Another experiment, which found that narcissists can be identified by their eyebrows, was also honored.
And the ceremony's Peace Prize went to the governments of India and Pakistan, for "having their diplomats surreptitiously ring each other's doorbells in the middle of the night, and then run away before anyone had a chance to answer the door" -- a reference to an incident that reportedly took place two years ago.
The Ig Nobels have been awarded since 1991 to parody the more established Nobel Prizes.

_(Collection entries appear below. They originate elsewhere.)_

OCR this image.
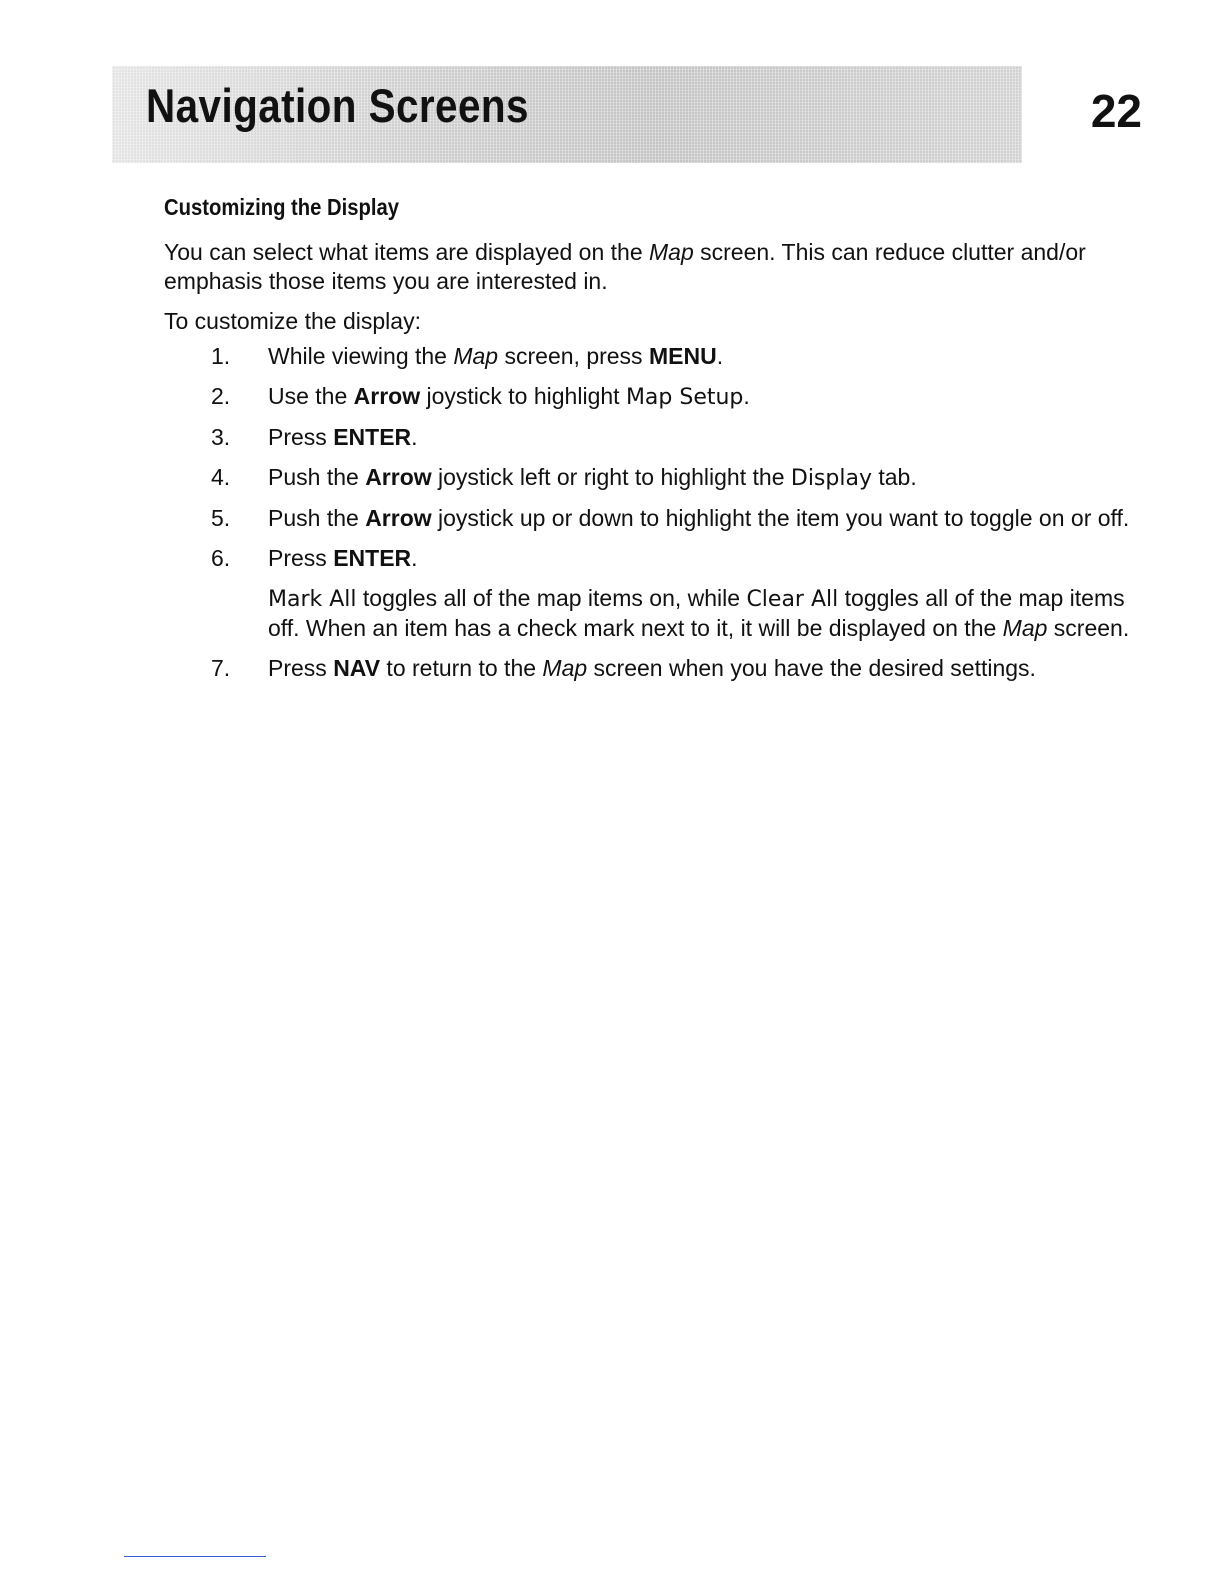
Navigation Screens	22
Customizing the Display

You can select what items are displayed on the Map screen. This can reduce clutter and/or emphasis those items you are interested in.

To customize the display:

1. While viewing the Map screen, press MENU.
2. Use the Arrow joystick to highlight Map Setup.
3. Press ENTER.
4. Push the Arrow joystick left or right to highlight the Display tab.
5. Push the Arrow joystick up or down to highlight the item you want to toggle on or off.
6. Press ENTER.
Mark All toggles all of the map items on, while Clear All toggles all of the map items off. When an item has a check mark next to it, it will be displayed on the Map screen.
7. Press NAV to return to the Map screen when you have the desired settings.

This year's ceremony, which took place on Thursday, was webcast as a result of the pandemic.
The award for Economics went to an international team of experts for "trying to quantify the relationship between different countries' national income inequality and the average amount of mouth-to-mouth kissing."
Meanwhile, American researcher Richard Vetter won the entomology prize for "collecting evidence that many entomologists (scientists who study insects) are afraid of spiders, which are not insects."
And a Dutch-Belgian team won the medicine award for "diagnosing a long-unrecognized medical condition: Misophonia, the distress at hearing other people make chewing sounds."
"The Ig Nobel Prizes honor achievements that make people laugh, then think," the award organizers write on their website.
Winners accept their prizes from "genuinely bemused genuine Nobel Laureates," the website reads -- this year, six Nobel winners dished out the trophies.
US President Donald Trump, UK Prime Minister Boris Johnson and Brazilian leader Jair Bolsonaro won the "Medical Education Award," along with a handful of other world leaders, for using the pandemic to teach the world that "politicians can have a more immediate effect on life and death than scientists and doctors can" -- a not-so-subtle dig at those politicians' handling of the coronavirus crisis.
Thursday's ceremony marked the 30th edition of the awards, which are usually held at Harvard University.